Feedback loop in real-time voting of TV show?

Question

Today, a German TV casting show ("Unser Star Fur Baku") introduced a new "real-time" voting system that works as follows:

10 contestants take part in a song competition. Viewers can call in and vote for their favorite candidate. By the end of the show, the 5 participants with the highest scores advance to the next round (broadcast next week), the rest drop out.

The great "novelty" of the show is that the real-time voting results (percentages) are visible on-screen during the entire show, i.e. viewers can immediately react (call in) when their favorite is in danger of dropping out of the top 5.

By the end of the show, the result table looked like this:

15.5%
14.9%
14.7%
14.7%
14.7%
--------------------- candidates below this line drop out of the contest
14.5%
5.9%
2.4%
1.4%
1.0%

Shortly before the end of the voting phase, positions 1-6 were fluctuating wildly (except maybe position 1 who was some kind of girl-whisperer).

I wonder if this voting procedure is essentially bogus, creating a more or less random ordering of the contestants as an artifact of the feedback loop...

My questions:

1. Was it to be expected that the table would look like this (first 6 candidates having practically identical scores)?
2. Why the first six (maybe due to something like "struggle for position 5")?
3. Is there any special significance to the number 14% (=100 % / 7)?
4. Could it be that the 6 top positions are picked more or less randomly, from chaotic fluctuations in the beginning phase that tend to self-enforce?
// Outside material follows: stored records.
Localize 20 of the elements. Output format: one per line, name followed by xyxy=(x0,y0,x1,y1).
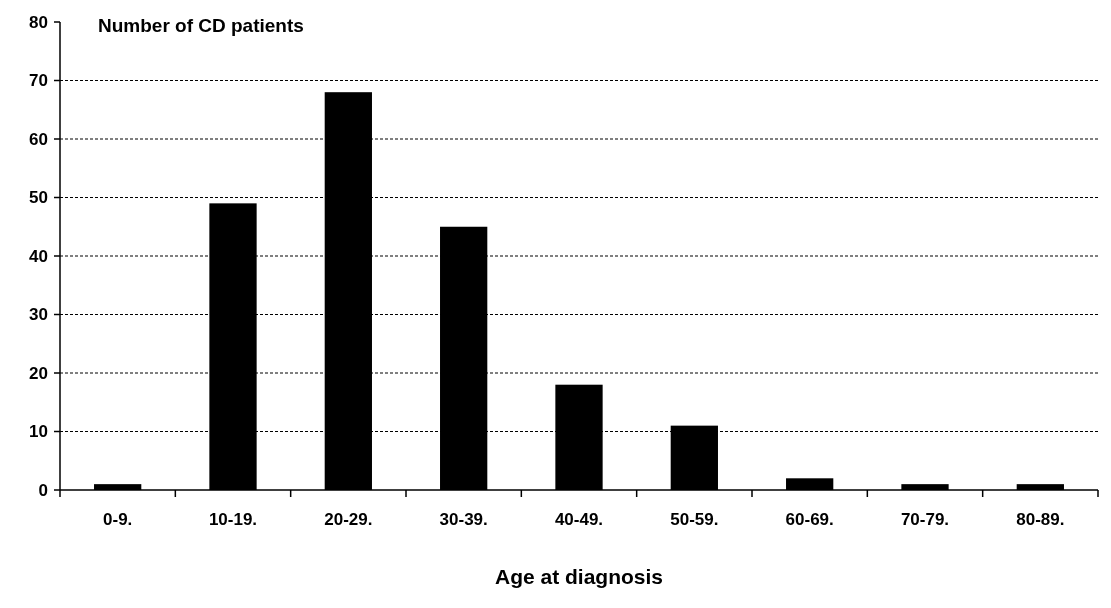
y-tick-label: 80 xyxy=(29,12,48,32)
y-tick-label: 0 xyxy=(38,480,48,500)
x-tick-label: 60-69. xyxy=(785,510,834,529)
y-tick-label: 30 xyxy=(29,305,48,325)
x-tick-label: 30-39. xyxy=(439,510,488,529)
y-tick-label: 20 xyxy=(29,363,48,383)
x-tick-label: 20-29. xyxy=(324,510,373,529)
y-tick-label: 70 xyxy=(29,71,48,91)
x-tick-label: 40-49. xyxy=(554,510,604,529)
y-tick-label: 40 xyxy=(29,246,48,266)
x-tick-label: 50-59. xyxy=(670,510,719,529)
y-tick-label: 60 xyxy=(29,129,48,149)
x-axis-title: Age at diagnosis xyxy=(494,565,664,588)
y-tick-label: 50 xyxy=(29,188,48,208)
y-axis-title: Number of CD patients xyxy=(98,15,304,36)
x-tick-label: 70-79. xyxy=(900,510,950,529)
x-tick-label: 80-89. xyxy=(1016,510,1065,529)
y-tick-label: 10 xyxy=(29,422,48,442)
x-tick-label: 10-19. xyxy=(208,510,258,529)
x-tick-label: 0-9. xyxy=(103,510,133,529)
Sorry if this is not a valid question, or wrongly tagged (maybe it's more about psychology than math)... I just saw this and really wondered how sound that procedure was, and if the result table will look practically identical next week (same voting system).

Answer 1

It is possible to give a rationalisation for this in the context of behavioural economics. That does not necessarily make such an explanation true, and you would want to test it in future.
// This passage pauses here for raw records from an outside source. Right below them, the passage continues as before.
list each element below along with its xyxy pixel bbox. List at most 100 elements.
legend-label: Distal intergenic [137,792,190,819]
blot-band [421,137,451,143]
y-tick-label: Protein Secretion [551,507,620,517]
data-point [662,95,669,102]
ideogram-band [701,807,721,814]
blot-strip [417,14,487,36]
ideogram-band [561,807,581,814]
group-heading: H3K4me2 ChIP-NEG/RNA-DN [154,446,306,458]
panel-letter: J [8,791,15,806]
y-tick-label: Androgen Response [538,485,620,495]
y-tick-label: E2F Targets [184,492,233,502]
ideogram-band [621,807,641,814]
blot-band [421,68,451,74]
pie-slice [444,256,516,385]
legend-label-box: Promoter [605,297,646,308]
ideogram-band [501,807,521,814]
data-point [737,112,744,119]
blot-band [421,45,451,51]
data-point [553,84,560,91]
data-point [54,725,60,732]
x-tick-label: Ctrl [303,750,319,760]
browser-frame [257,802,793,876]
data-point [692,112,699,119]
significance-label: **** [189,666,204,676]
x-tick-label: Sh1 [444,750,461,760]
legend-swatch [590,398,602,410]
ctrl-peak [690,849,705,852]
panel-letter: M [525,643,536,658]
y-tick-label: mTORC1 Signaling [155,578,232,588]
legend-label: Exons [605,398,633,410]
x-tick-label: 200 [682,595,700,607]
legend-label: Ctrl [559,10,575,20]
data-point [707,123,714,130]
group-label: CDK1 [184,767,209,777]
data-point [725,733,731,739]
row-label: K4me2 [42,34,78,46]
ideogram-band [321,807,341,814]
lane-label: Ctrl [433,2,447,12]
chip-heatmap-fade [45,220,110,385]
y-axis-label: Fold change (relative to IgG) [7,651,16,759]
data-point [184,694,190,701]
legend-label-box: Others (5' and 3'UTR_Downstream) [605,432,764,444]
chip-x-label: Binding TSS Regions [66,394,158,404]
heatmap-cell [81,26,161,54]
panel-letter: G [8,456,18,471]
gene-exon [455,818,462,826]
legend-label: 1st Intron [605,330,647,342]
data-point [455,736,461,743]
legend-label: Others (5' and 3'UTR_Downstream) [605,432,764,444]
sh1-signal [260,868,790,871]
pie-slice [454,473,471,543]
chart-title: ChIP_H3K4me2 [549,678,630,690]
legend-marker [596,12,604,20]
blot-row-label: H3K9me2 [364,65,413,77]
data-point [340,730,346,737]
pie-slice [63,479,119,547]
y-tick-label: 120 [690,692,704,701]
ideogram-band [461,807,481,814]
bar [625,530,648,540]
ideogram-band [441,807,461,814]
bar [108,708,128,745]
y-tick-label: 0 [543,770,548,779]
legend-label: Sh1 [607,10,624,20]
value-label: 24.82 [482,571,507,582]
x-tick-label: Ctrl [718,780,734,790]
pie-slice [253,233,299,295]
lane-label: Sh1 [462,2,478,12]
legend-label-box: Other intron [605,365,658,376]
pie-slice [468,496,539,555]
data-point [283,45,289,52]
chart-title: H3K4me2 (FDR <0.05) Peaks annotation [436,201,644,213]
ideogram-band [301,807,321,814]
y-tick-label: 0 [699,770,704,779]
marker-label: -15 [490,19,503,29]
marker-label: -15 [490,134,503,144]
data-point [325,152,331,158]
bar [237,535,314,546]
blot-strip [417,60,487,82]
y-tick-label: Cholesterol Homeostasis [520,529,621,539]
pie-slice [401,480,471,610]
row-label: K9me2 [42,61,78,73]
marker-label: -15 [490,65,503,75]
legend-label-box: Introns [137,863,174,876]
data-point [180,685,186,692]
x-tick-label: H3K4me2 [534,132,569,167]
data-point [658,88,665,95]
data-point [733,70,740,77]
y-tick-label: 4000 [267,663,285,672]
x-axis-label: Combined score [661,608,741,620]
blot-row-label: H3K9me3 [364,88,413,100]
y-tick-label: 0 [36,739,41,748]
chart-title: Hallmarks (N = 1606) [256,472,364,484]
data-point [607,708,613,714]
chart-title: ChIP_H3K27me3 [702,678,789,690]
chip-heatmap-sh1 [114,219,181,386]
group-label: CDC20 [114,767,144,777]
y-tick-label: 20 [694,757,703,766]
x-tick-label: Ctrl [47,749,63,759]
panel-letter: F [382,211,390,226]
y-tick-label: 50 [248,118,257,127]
Essentially it is an example of tactical voting and cost minimisation since voters have to pay each time they vote. For many of the voters there is little point in wasting money by voting for anybody who will win anyway, or by voting for somebody who will lose anyway. The only value seems to come from voting for candidates who are just above the line or just below, even if they are not your most preferred candidate, since you think that this way you can influence the result. The unusual feature here is that by being able to see votes already cast, you think you have increased confidence over who the marginal candidates are: in real elections you have to rely on opinion polls.

The effect during the voting process is that those candidates who appear to be winning comfortably will see the rate at which they receive votes decline: they will still get some as not all voters think along these lines. So too will those candidates who appear to be losing. But the marginal candidates will see their votes increase, moving them towards those previous well ahead. So the vote shares of leading and marginal candidates will tend to converge and the vote shares of clearly losing candidates will decline over time.
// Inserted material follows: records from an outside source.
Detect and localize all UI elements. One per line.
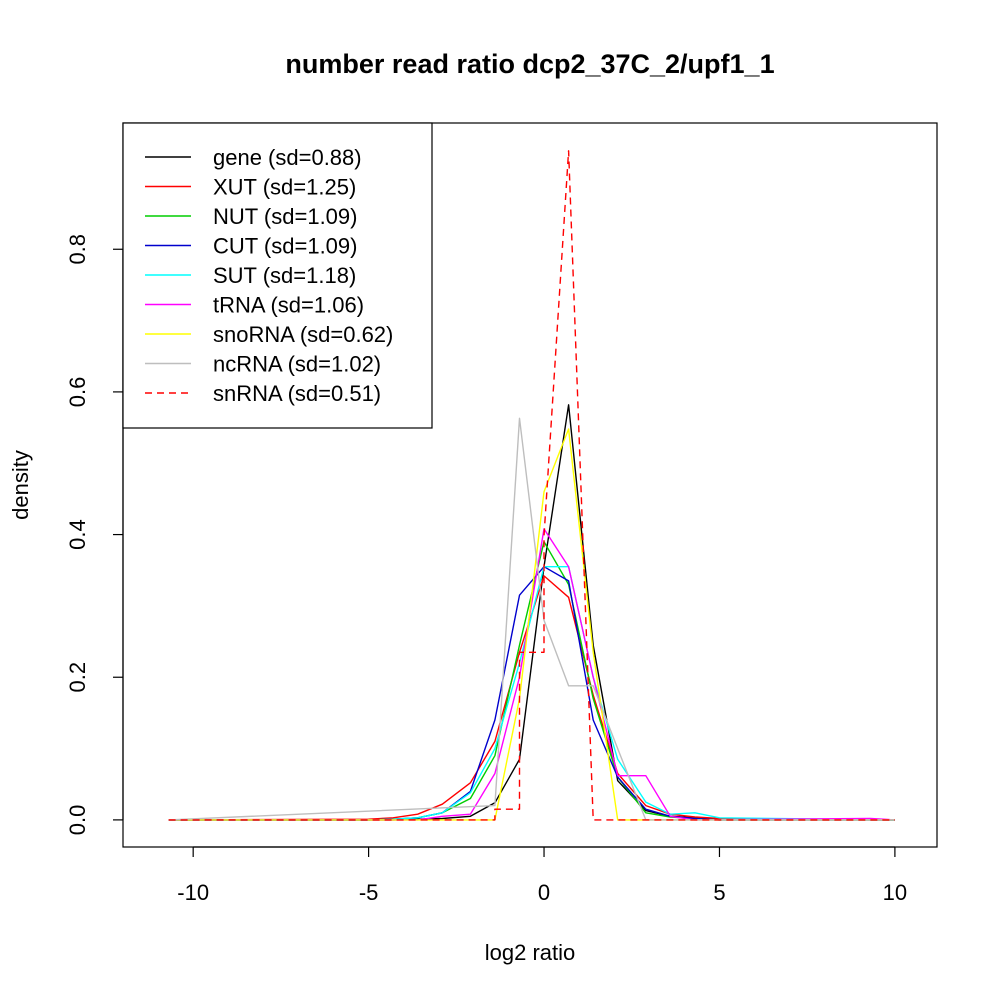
series-line-8 (168, 150, 895, 821)
x-tick-label: 10 (883, 880, 907, 905)
x-tick-label: -10 (177, 880, 209, 905)
legend-label: snoRNA (sd=0.62) (213, 322, 393, 347)
y-tick-label: 0.4 (65, 519, 90, 550)
legend-label: SUT (sd=1.18) (213, 263, 356, 288)
y-axis-label: density (8, 450, 33, 520)
legend-label: CUT (sd=1.09) (213, 234, 357, 259)
legend: gene (sd=0.88) XUT (sd=1.25) NUT (sd=1.09)… (122, 122, 433, 429)
legend-label: snRNA (sd=0.51) (213, 381, 381, 406)
legend-label: ncRNA (sd=1.02) (213, 352, 381, 377)
x-tick-label: 0 (538, 880, 550, 905)
legend-label: gene (sd=0.88) (213, 145, 362, 170)
series-line-5 (168, 528, 895, 821)
x-tick-label: -5 (359, 880, 379, 905)
y-tick-label: 0.0 (65, 805, 90, 836)
legend-label: tRNA (sd=1.06) (213, 293, 364, 318)
y-tick-label: 0.8 (65, 234, 90, 265)
series-line-7 (168, 417, 895, 821)
legend-label: XUT (sd=1.25) (213, 175, 356, 200)
y-tick-label: 0.2 (65, 662, 90, 693)
chart-title: number read ratio dcp2_37C_2/upf1_1 (285, 49, 774, 79)
y-tick-label: 0.6 (65, 377, 90, 408)
series-line-6 (168, 428, 895, 821)
x-tick-label: 5 (713, 880, 725, 905)
series-line-1 (168, 575, 895, 821)
x-axis-label: log2 ratio (485, 940, 576, 965)
y-axis: 0.0 0.2 0.4 0.6 0.8 (65, 234, 124, 836)
x-axis: -10 -5 0 5 10 (177, 846, 907, 905)
legend-label: NUT (sd=1.09) (213, 204, 357, 229)
series-layer (168, 150, 895, 821)
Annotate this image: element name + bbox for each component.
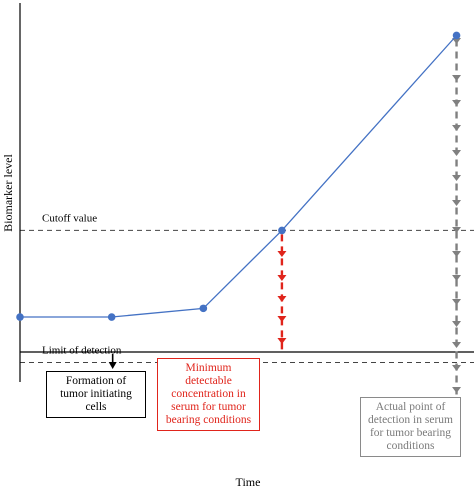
series-line: [20, 35, 457, 318]
series-layer: [16, 31, 461, 321]
actual-drop-arrowhead-9: [452, 275, 462, 281]
data-point-4: [452, 31, 461, 40]
actual-drop-arrowhead-7: [452, 227, 462, 233]
actual-drop-arrowhead-0: [452, 38, 462, 44]
actual-drop-arrowhead-8: [452, 251, 462, 257]
actual-drop-arrowhead-6: [452, 200, 462, 206]
data-point-0: [16, 313, 24, 321]
actual-detection-annotation: Actual point of detection in serum for t…: [360, 397, 461, 457]
minimum-drop-arrowhead-0: [277, 251, 287, 257]
x-axis-label: Time: [236, 475, 261, 489]
data-point-1: [107, 313, 116, 321]
actual-drop-arrowhead-14: [452, 387, 462, 393]
reference-lines-layer: Cutoff value Limit of detection: [20, 212, 474, 364]
actual-drop-arrowhead-3: [452, 125, 462, 131]
actual-drop-arrowhead-2: [452, 100, 462, 106]
actual-drop-arrowhead-10: [452, 299, 462, 305]
actual-drop-arrowhead-5: [452, 175, 462, 181]
data-point-3: [278, 226, 286, 235]
minimum-drop-arrowhead-4: [277, 338, 287, 344]
minimum-drop-arrowhead-2: [277, 296, 287, 302]
reference-label-1: Limit of detection: [42, 345, 122, 357]
actual-drop-arrowhead-11: [452, 321, 462, 327]
actual-drop-arrowhead-13: [452, 365, 462, 371]
actual-drop-arrowhead-1: [452, 75, 462, 81]
drop-arrows-layer: [108, 38, 462, 396]
formation-annotation: Formation of tumor initiating cells: [46, 371, 146, 418]
reference-label-0: Cutoff value: [42, 212, 97, 224]
data-point-2: [199, 304, 208, 313]
y-axis-label: Biomarker level: [1, 154, 15, 232]
minimum-detectable-annotation: Minimum detectable concentration in seru…: [157, 358, 260, 431]
actual-drop-arrowhead-12: [452, 342, 462, 348]
minimum-drop-arrowhead-1: [277, 275, 287, 281]
actual-drop-arrowhead-4: [452, 150, 462, 156]
minimum-drop-arrowhead-3: [277, 316, 287, 322]
formation-arrow-head: [108, 362, 117, 369]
The number of leading and marginal candidates will be at least one more than the number of winners. It could be higher, but a larger number would be unstable as if anybody started to fall slightly behind, some voters would stop considering them as viable even if they preferred them, and they would fall behind faster.

So in answer to your numbered questions:

1. It would have been possible to predict this behaviour, but it is much easier to rationalise it after the event.
2. Having one more than than the number of winners in contention is the stable outcome; having even more is possible but unstable.
3. There is nothing special about 7 except that it is more than 6: some votes will go to the clearly losing candidates, either from voters with different behaviour, or early in the voting when the leading and marginal candidates are less obvious. So the 6 candidates in contention have less than 100% of the votes to share between them.
4. It is possible that the top 6 are random, but it may be affected by early voters who care, either because of the qualities of the candidates or for other reasons. If you expect this kind of behaviour from other voters then it is worth following the Tammany Hall slogan "Vote early, vote often".